# ↓ CSCE 221.509 | Fibonacci and Recursion

Natural numbers apparently don’t necessarily involve the number zero

Definition of Natural Numbers
Base case: n=0
n=0 is a natural number
Successive case: n_{i+1} = n_i + 1
if n_i is a natural number, then n_i + 1 is a natural number.


## Fibonacci sequence

There was the rabbit Fibonacci sequence analogy

F(0) = 1
F(1) = 1
F(2) = F(1) + F(0)
F(3) = F(2) + F(1)
F(4) = F(3) + F(2)
F(n) = F(n-1) + F(n-2), for n > 1

Algorithm Fib(n)
Input: n //rank of fib. number
Output: actual fib. number

if n < 2 then
return 1;
end if
return F(n-1) + Fib(n-2)


Fib(5) = (Fib(4) + Fib(3)) = ((Fib(3) + Fib(2)) + (Fib(2) + Fib(1)))

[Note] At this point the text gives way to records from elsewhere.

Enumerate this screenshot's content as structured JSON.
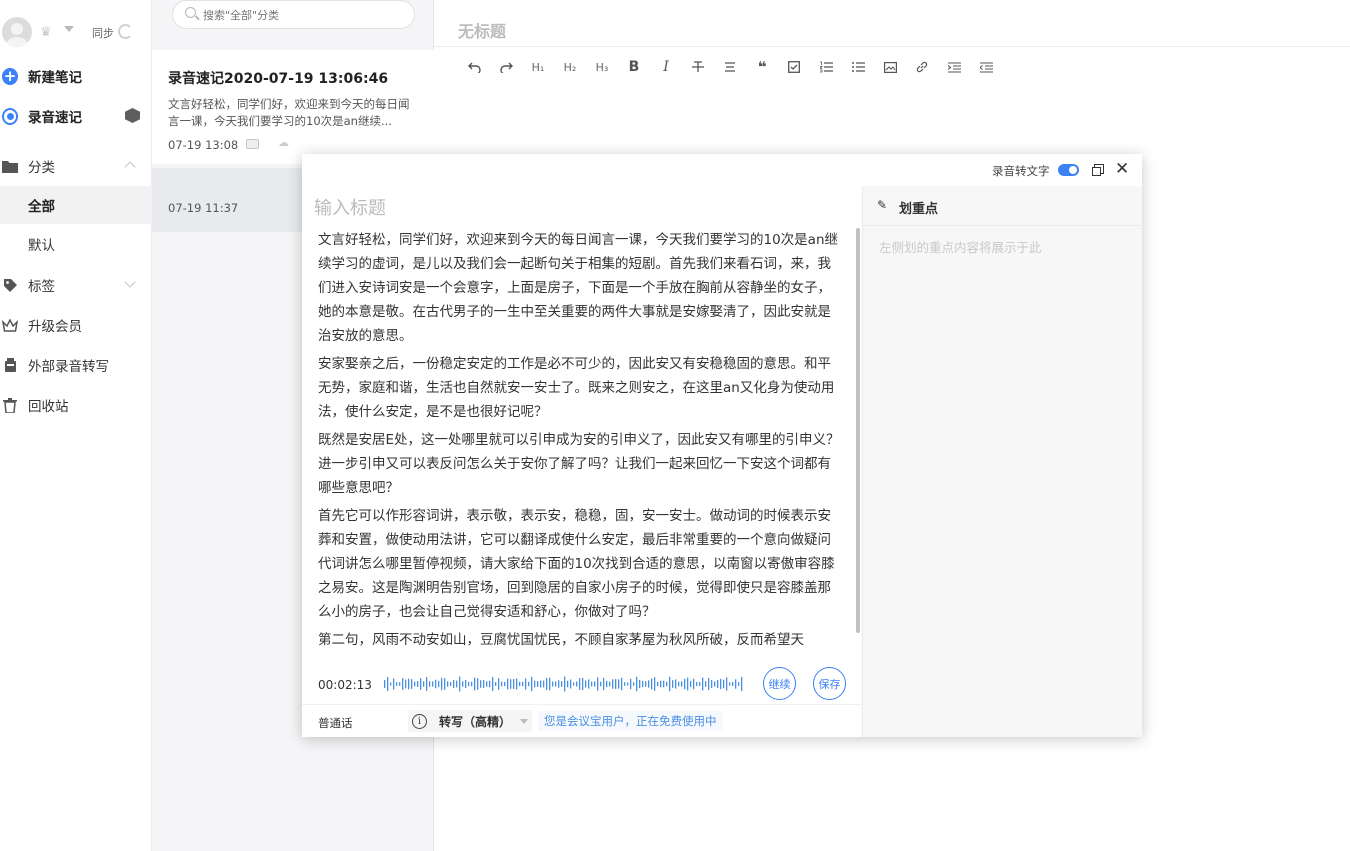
{
  "sidebar": {
    "sync_label": "同步",
    "new_note": "新建笔记",
    "quick_record": "录音速记",
    "category_header": "分类",
    "categories": [
      "全部",
      "默认"
    ],
    "tags": "标签",
    "upgrade": "升级会员",
    "external_transcribe": "外部录音转写",
    "recycle_bin": "回收站"
  },
  "notelist": {
    "search_placeholder": "搜索\"全部\"分类",
    "notes": [
      {
        "title": "录音速记2020-07-19 13:06:46",
        "snippet": "文言好轻松，同学们好，欢迎来到今天的每日闻言一课，今天我们要学习的10次是an继续...",
        "time": "07-19 13:08"
      },
      {
        "time": "07-19 11:37"
      }
    ]
  },
  "editor": {
    "title": "无标题",
    "toolbar": [
      "undo",
      "redo",
      "H1",
      "H2",
      "H3",
      "B",
      "I",
      "strikethrough",
      "align",
      "quote",
      "checkbox",
      "ordered-list",
      "bullet-list",
      "image",
      "link",
      "indent",
      "outdent"
    ],
    "toolbar_labels": {
      "h1": "H₁",
      "h2": "H₂",
      "h3": "H₃",
      "bold": "B",
      "italic": "I"
    }
  },
  "dialog": {
    "rtt_label": "录音转文字",
    "rtt_enabled": true,
    "title_placeholder": "输入标题",
    "paragraphs": [
      "文言好轻松，同学们好，欢迎来到今天的每日闻言一课，今天我们要学习的10次是an继续学习的虚词，是儿以及我们会一起断句关于相集的短剧。首先我们来看石词，来，我们进入安诗词安是一个会意字，上面是房子，下面是一个手放在胸前从容静坐的女子，她的本意是敬。在古代男子的一生中至关重要的两件大事就是安嫁娶清了，因此安就是治安放的意思。",
      "安家娶亲之后，一份稳定安定的工作是必不可少的，因此安又有安稳稳固的意思。和平无势，家庭和谐，生活也自然就安一安士了。既来之则安之，在这里an又化身为使动用法，使什么安定，是不是也很好记呢？",
      "既然是安居E处，这一处哪里就可以引申成为安的引申义了，因此安又有哪里的引申义？进一步引申又可以表反问怎么关于安你了解了吗？让我们一起来回忆一下安这个词都有哪些意思吧？",
      "首先它可以作形容词讲，表示敬，表示安，稳稳，固，安一安士。做动词的时候表示安葬和安置，做使动用法讲，它可以翻译成使什么安定，最后非常重要的一个意向做疑问代词讲怎么哪里暂停视频，请大家给下面的10次找到合适的意思，以南窗以寄傲审容膝之易安。这是陶渊明告别官场，回到隐居的自家小房子的时候，觉得即使只是容膝盖那么小的房子，也会让自己觉得安适和舒心，你做对了吗？",
      "第二句，风雨不动安如山，豆腐忧国忧民，不顾自家茅屋为秋风所破，反而希望天"
    ],
    "player": {
      "elapsed": "00:02:13",
      "continue_label": "继续",
      "save_label": "保存"
    },
    "status": {
      "language": "普通话",
      "mode_label": "转写（高精）",
      "user_note": "您是会议宝用户，正在免费使用中"
    },
    "highlights": {
      "title": "划重点",
      "hint": "左侧划的重点内容将展示于此"
    }
  },
  "colors": {
    "accent": "#3b82f6",
    "link": "#4a90e2"
  }
}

Do the analysis to speed it up.

T(n)
T(0) = 1
T(1) = 1
T(n-1) + T(n-2)
So T(n) = T(n-1) + T(n-2) + 1
T(n) = 2F(n) - 1


Note: T(n-2) < T(n-1), for n >= 3

T(n) < T(n-1) + T(n-1) +1

T(n) < 2T(n-1) + 1

Note: T(n-1) < 2T(n-2) + 1

T(n) < 2^2 T(n-2) + 2 + 1

Note: T(n-2) < 2T(n-3) + 1

T(n) < 2^3T(n-3) + 2^2 + 2 + 1

T(n) < 2^k(n-k) + (2^{k-1} + ... + 2^2 + 2 + 1)

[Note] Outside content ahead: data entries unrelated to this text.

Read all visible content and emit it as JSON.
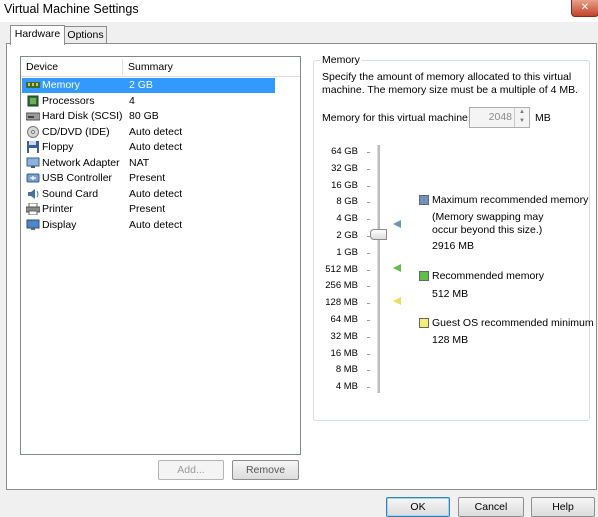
{
  "window": {
    "title": "Virtual Machine Settings"
  },
  "tabs": [
    {
      "label": "Hardware"
    },
    {
      "label": "Options"
    }
  ],
  "device_list": {
    "headers": [
      "Device",
      "Summary"
    ],
    "rows": [
      {
        "device": "Memory",
        "summary": "2 GB",
        "icon": "memory-icon"
      },
      {
        "device": "Processors",
        "summary": "4",
        "icon": "processor-icon"
      },
      {
        "device": "Hard Disk (SCSI)",
        "summary": "80 GB",
        "icon": "hard-disk-icon"
      },
      {
        "device": "CD/DVD (IDE)",
        "summary": "Auto detect",
        "icon": "cd-dvd-icon"
      },
      {
        "device": "Floppy",
        "summary": "Auto detect",
        "icon": "floppy-icon"
      },
      {
        "device": "Network Adapter",
        "summary": "NAT",
        "icon": "network-adapter-icon"
      },
      {
        "device": "USB Controller",
        "summary": "Present",
        "icon": "usb-icon"
      },
      {
        "device": "Sound Card",
        "summary": "Auto detect",
        "icon": "sound-card-icon"
      },
      {
        "device": "Printer",
        "summary": "Present",
        "icon": "printer-icon"
      },
      {
        "device": "Display",
        "summary": "Auto detect",
        "icon": "display-icon"
      }
    ],
    "add_label": "Add...",
    "remove_label": "Remove"
  },
  "memory": {
    "group_title": "Memory",
    "description": "Specify the amount of memory allocated to this virtual machine. The memory size must be a multiple of 4 MB.",
    "field_label": "Memory for this virtual machine:",
    "value": "2048",
    "unit": "MB",
    "scale": [
      "64 GB",
      "32 GB",
      "16 GB",
      "8 GB",
      "4 GB",
      "2 GB",
      "1 GB",
      "512 MB",
      "256 MB",
      "128 MB",
      "64 MB",
      "32 MB",
      "16 MB",
      "8 MB",
      "4 MB"
    ],
    "legend": [
      {
        "label": "Maximum recommended memory",
        "note": "(Memory swapping may occur beyond this size.)",
        "value": "2916 MB",
        "color": "#6f93bf"
      },
      {
        "label": "Recommended memory",
        "value": "512 MB",
        "color": "#5fbf4a"
      },
      {
        "label": "Guest OS recommended minimum",
        "value": "128 MB",
        "color": "#f2ee7a"
      }
    ]
  },
  "footer": {
    "ok_label": "OK",
    "cancel_label": "Cancel",
    "help_label": "Help"
  }
}
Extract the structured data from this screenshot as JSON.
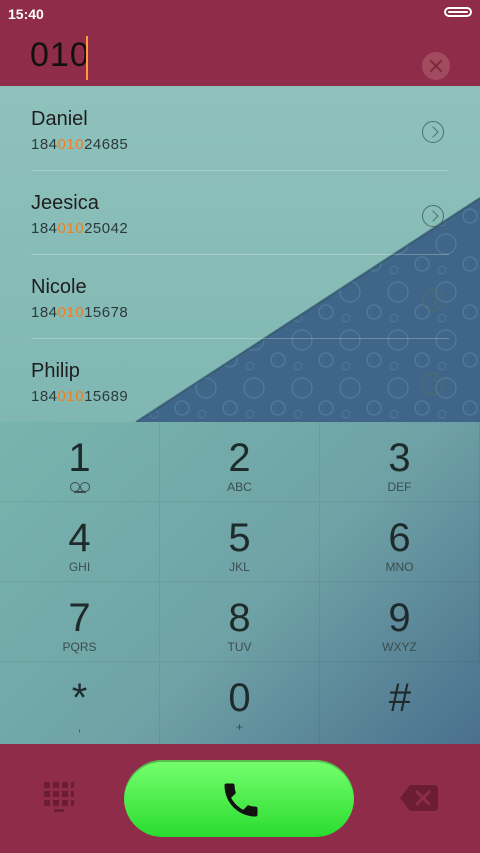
{
  "status_bar": {
    "time": "15:40"
  },
  "header": {
    "dialed": "010"
  },
  "contacts": [
    {
      "name": "Daniel",
      "number_pre": "184",
      "number_hl": "010",
      "number_post": "24685"
    },
    {
      "name": "Jeesica",
      "number_pre": "184",
      "number_hl": "010",
      "number_post": "25042"
    },
    {
      "name": "Nicole",
      "number_pre": "184",
      "number_hl": "010",
      "number_post": "15678"
    },
    {
      "name": "Philip",
      "number_pre": "184",
      "number_hl": "010",
      "number_post": "15689"
    }
  ],
  "keys": [
    {
      "digit": "1",
      "letters": ""
    },
    {
      "digit": "2",
      "letters": "ABC"
    },
    {
      "digit": "3",
      "letters": "DEF"
    },
    {
      "digit": "4",
      "letters": "GHI"
    },
    {
      "digit": "5",
      "letters": "JKL"
    },
    {
      "digit": "6",
      "letters": "MNO"
    },
    {
      "digit": "7",
      "letters": "PQRS"
    },
    {
      "digit": "8",
      "letters": "TUV"
    },
    {
      "digit": "9",
      "letters": "WXYZ"
    },
    {
      "digit": "*",
      "letters": ","
    },
    {
      "digit": "0",
      "letters": "+"
    },
    {
      "digit": "#",
      "letters": ""
    }
  ],
  "icons": {
    "clear": "close-circle-icon",
    "arrow": "chevron-right-circle-icon",
    "voicemail": "voicemail-icon",
    "keypad": "keypad-grid-icon",
    "call": "phone-icon",
    "delete": "backspace-icon"
  },
  "colors": {
    "header": "#8f2c49",
    "highlight": "#f08020",
    "call_green": "#2adc2e"
  }
}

Side note: how to solve S(k) = (2^{k-1} + … + 2^2 + 2 + 1) 2S(k) = (2^k + ... + 2^3 + 2^2 + 2) 2S(k) - S(k) = 2^k + 2^{k-1} - 2^{k-1} + … + 2^2 - 2^2 + 2 - 2 + 1 So S(k) = 2^k + 1

Therefore

T(n) < 2^kT(n-k) + (2^k + 1) T(n) < 2^{n-1}T(1) + (2^{n-1} - 1) T(n) < 2^{n-1} + 2^{n-1} - 1 T(n) < 2^n - 1

## Fibonacci 2

1. Start with F(0) and F(1)
2. Always keep the last two value, F(i-1) and F(i-2)
3. Compute until F(i=n)

In this case, T(n) = n

This is called dynamic programming, when we save data that is frequently used.

How can we do better?

## Closed form of F(n)

F(n) = \frac{(golden ratio)^n - (golden ratio conjugate)^n}{\sqrt{5}}

T(n) = 2*(the cost of the power function)

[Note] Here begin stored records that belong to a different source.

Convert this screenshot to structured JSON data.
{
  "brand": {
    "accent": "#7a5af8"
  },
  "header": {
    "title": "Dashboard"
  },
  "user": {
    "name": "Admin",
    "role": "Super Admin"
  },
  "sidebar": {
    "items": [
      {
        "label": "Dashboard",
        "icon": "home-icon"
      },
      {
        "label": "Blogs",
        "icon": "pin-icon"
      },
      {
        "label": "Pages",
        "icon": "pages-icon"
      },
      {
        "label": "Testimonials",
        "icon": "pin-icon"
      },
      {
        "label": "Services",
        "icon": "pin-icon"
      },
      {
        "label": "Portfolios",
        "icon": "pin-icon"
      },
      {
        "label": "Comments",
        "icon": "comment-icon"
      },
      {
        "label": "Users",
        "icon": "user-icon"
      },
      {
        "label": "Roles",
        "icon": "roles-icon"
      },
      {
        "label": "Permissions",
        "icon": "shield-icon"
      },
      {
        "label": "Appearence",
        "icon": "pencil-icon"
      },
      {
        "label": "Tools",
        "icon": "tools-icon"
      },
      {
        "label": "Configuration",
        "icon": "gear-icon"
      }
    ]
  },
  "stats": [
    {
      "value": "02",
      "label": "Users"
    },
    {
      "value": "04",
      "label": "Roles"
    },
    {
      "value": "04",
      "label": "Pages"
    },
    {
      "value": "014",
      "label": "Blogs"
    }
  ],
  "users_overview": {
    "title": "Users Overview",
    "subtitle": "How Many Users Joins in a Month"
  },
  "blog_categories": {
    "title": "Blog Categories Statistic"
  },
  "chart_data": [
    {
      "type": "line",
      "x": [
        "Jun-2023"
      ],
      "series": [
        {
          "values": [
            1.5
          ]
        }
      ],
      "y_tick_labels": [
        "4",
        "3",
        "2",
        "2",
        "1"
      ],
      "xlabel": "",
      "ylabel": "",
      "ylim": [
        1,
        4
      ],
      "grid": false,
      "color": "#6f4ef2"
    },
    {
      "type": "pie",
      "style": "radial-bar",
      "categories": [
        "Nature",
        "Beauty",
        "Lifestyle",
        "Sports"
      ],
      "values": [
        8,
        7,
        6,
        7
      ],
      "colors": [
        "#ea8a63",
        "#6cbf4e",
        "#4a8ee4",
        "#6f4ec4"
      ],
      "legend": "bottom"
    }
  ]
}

The actual T(n) for the recursive function is O((golden ratio)^n)

a^n = a*a*a*a*a* … *a Which would be O(n) and worse than the dynamic programming version

a^n = a^{n/2} * a^{n/2} if n is even a^n = a^{n/2} * a^{n/2} * a if n is odd

• Solve the power function analysis